Nuevas reflexiones sobre qué impulsa a la gente a jugar apostando dinero a través de internet.

Encontré este casino online por accidente, y me hizo preguntarme qué impulsa a la gente a jugar con su dinero en estos juegos de azar.

Me crié en un ambiente de bares y de juegos de cartas. 

Mi abuelo materno tenía un local arrendado a un bar, al que se podía acceder desde su propio jardín (tenía otra entrada por la calle, por supuesto).

Mi abuelo paterno tenía un bar en propiedad, donde había máquinas “pinball” y una zona trasera con mesas donde los habituales se reunían a jugar todas las tardes, al dominó o a las cartas, y ponían dinero que se llevaban los ganadores.

En mi familia, desde que éramos pequeños, nos reuníamos las tardes de verano, cuando caía el sol, a jugar eternas partidas a las siete y media o al cinquillo, y apostábamos con pesetas (la moneda española anterior al euro) o con duros (moneda de cinco pesetas, para los más jóvenes) y podías apostar sobre las cartas de otros, repartiendo las ganancias -o multiplicando las pérdidas, dependiendo de la suerte y de la pericia del jugador.

Así que entiendo perfectamente la excitación, la adrenalina y la satisfacción de ganar a la banca y a los compañeros de partida.

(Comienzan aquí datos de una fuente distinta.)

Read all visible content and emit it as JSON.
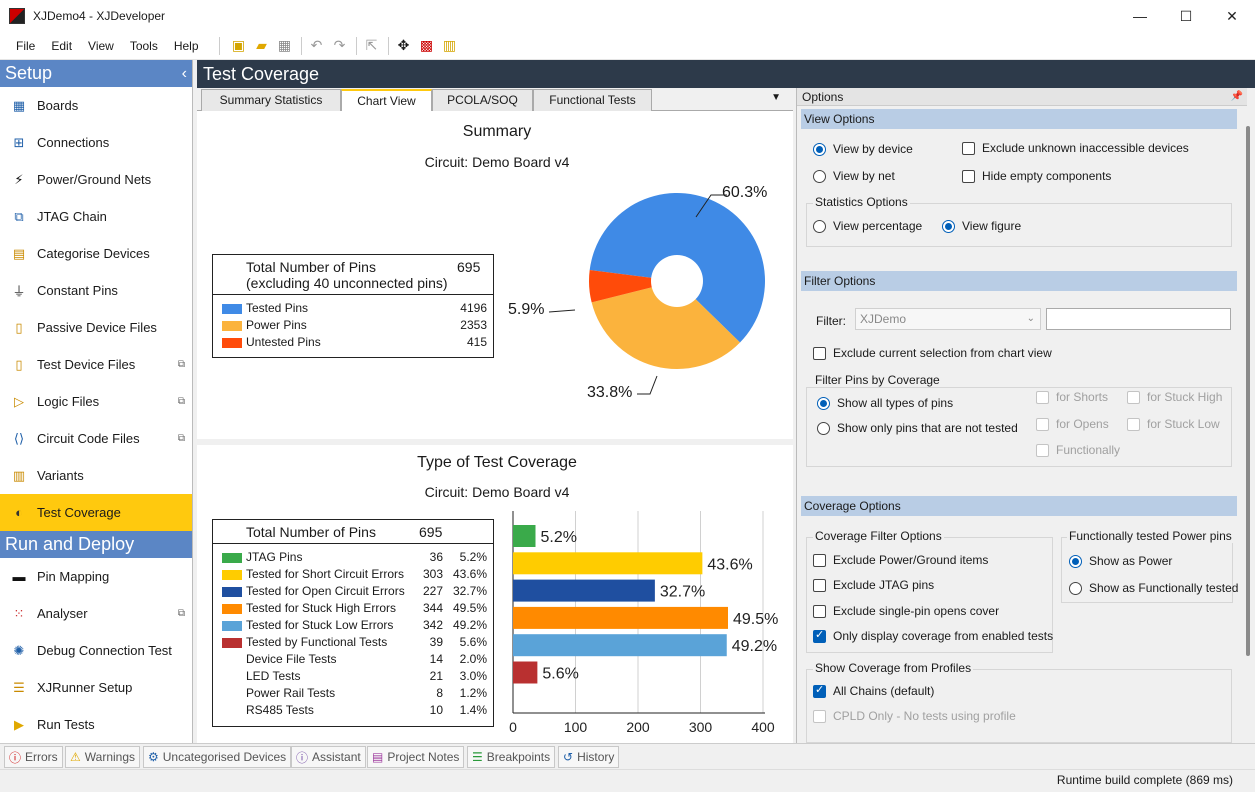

De verdad que lo entiendo y de adolescente he disfrutado incontables tardes llevándome el bote de la partida, llenando el bolsillo de pesetas y duros.

Es decir, la satisfacción, el orgullo (vano) por haber ganado a la banca y derrotado a los compañeros de partida no está basada en la cantidad de dinero que ganas, sino en el hecho en sí de ganar.

Por esta misma razón me cuesta entender la mecánica que impulsa a la gente a jugar en la privacidad de sus dispositivos electrónicos, ya sea el teléfono, el tablet o el ordenador.

Para mi jugar con dinero es algo social, positivo, que añade “picante” al hecho festivo de reunirte con habituales, ya sean familiares y/o amigos a pasar la tarde echando una partida (se habla en singular, cuando en realidad se juega hasta que alguien se cansa, lo cual significa, habitualmente, varias partidas).

Siempre viví el juego como algo festivo, donde la perspectiva de ganar dinero añadía mayor interés y seriedad al propio juego.

Jugar en los dispositivos personales no sólo elimina de raíz todo lo social, lo festivo, sino que, de alguna manera, al hacerlo en privado, lo convierte en algo oculto, secreto, como si fuera algo de lo que no hay que hablar.

Yo nunca he vivido el juego como algo “sucio”, de lo que hubiera que avergonzarse. 

Incluso amigos que han jugado profesionalmente al póker hablan de ello con orgullo.

Puedo entender, y seguro que hay miles de casos así, que alguien en una población pequeña, sea un apasionado del póker y no tenga manera física de practicar o de medirse con competidores, y la posibilidad de hacerlo por internet les ha abierto unas posibilidades que antes eran inimaginables.

Pero igualmente hay miles de casos (en mi cabeza son la mayoría) que no quieren que su vecino, su hermano, su padre o su pareja sepan que realizan apuestas por internet.

Tal vez será porque no disfrutan de ello, porque hacerlo en línea le quita la mayor parte del disfrute original que experimentaron cuando eran pequeños y apostaban con sus amigos.

O tal vez no. Seguiré pensando en ello.